= Elżbieta Ettinger =

American novelist

Elżbieta Ettinger (September 19, 1924 - March 12, 2005) was a Polish-American Jewish writer.

== Early life and education ==
The daughter of Emmanuel Ettinger and Regina Stahl, she was born in Łódź. Along with her family, she was transferred to the Warsaw Ghetto but in 1942, she was able to escape the ghetto with the help of her mother and, using forged identity papers, adopted the name Elżbieta Chodakowska. She worked with the Polish resistance during World War II. In 1946, she received a degree in English and German philology from Jagellonian University and, in 1949, a MA in English philology from Warsaw University. In 1966, she earned a PhD in English and American literature from Warsaw University.

== Career ==
She worked at various jobs in post-war Poland, including journalism, translation, editing and research. Her career in Poland took a downturn after she refused a permanent post in the country's National Security office and she sought employment in the United States. Rising anti-Semitism in Poland at the time may have also contributed to her departure. From 1967 to 1974, she was a senior fellow at the Radcliffe Institute for Advanced Study. From 1975 to 1996, she was a professor of writing at the Massachusetts Institute of Technology; she helped establish the program in writing and humanistic studies there. Ettinger and her daughter later became American citizens. She also taught at the Pine Manor College in Chestnut Hill, Massachusetts from 1971 to 1973 and at the Harvard Extension School from 1972 to 1973.

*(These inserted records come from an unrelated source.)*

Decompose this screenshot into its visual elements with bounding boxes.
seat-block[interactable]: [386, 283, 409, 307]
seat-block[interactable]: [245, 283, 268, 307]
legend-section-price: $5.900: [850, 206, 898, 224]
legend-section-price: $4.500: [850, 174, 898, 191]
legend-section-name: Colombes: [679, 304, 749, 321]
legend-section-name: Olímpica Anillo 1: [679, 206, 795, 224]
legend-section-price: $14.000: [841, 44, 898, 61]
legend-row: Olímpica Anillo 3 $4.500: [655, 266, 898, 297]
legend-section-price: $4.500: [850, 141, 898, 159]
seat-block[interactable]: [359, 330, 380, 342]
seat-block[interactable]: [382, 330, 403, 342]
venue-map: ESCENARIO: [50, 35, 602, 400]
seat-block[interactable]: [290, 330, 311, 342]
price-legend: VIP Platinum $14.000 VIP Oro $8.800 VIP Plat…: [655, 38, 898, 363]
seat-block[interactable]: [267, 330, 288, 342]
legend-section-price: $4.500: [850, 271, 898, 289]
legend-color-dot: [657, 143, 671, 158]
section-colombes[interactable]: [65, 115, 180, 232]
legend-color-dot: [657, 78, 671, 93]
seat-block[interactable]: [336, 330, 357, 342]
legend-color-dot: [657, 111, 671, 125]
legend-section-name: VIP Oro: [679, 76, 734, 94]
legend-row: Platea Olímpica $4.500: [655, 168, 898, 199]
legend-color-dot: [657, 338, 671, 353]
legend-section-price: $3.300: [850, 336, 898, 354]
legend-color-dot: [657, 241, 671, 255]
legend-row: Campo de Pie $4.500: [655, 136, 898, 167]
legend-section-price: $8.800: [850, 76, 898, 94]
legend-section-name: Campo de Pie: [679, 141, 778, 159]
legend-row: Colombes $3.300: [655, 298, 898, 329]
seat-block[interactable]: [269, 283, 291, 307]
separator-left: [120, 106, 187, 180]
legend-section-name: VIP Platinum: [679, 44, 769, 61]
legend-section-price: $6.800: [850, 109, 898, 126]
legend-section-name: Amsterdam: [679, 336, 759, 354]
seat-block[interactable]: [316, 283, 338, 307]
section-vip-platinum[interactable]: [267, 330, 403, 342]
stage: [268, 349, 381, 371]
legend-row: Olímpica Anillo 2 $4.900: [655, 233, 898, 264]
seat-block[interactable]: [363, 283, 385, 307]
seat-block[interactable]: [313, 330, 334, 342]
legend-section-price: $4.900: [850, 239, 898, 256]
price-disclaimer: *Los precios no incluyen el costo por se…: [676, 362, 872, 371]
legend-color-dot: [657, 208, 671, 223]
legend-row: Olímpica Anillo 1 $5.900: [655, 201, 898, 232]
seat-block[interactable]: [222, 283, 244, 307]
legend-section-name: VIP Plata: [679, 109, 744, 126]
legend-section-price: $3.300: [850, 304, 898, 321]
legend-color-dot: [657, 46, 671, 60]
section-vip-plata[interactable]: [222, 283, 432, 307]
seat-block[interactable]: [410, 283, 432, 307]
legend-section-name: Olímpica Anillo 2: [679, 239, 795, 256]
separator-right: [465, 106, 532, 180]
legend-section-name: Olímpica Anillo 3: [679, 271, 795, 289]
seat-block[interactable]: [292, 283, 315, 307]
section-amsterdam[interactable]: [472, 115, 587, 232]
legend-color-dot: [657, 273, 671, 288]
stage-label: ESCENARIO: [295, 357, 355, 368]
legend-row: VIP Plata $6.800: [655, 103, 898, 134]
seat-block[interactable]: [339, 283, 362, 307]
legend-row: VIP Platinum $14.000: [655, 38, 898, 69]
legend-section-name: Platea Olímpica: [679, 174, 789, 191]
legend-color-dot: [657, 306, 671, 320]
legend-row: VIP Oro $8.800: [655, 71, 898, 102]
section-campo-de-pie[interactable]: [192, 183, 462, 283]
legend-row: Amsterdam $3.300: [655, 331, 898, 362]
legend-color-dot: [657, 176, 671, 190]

Ettinger described her experiences during World War II in her first novel Kindergarten published in 1968. Her second novel Quicksand, published in 1989, described her life in post-war Poland. In 1987, she published a biography Rosa Luxemburg, A Life. In 1995, she published the controversial work, Hannah Arendt-Martin Heidegger about the relationship between a Jewish philosopher and her Nazi mentor.

== Personal life ==
In 1943, she married Gierek, a partisan sympathizer. The couple separated after the war and she had a relationship with university professor Manfred Lachs; they had a daughter.

Ettinger died of heart failure at home in Cambridge at the age of 80.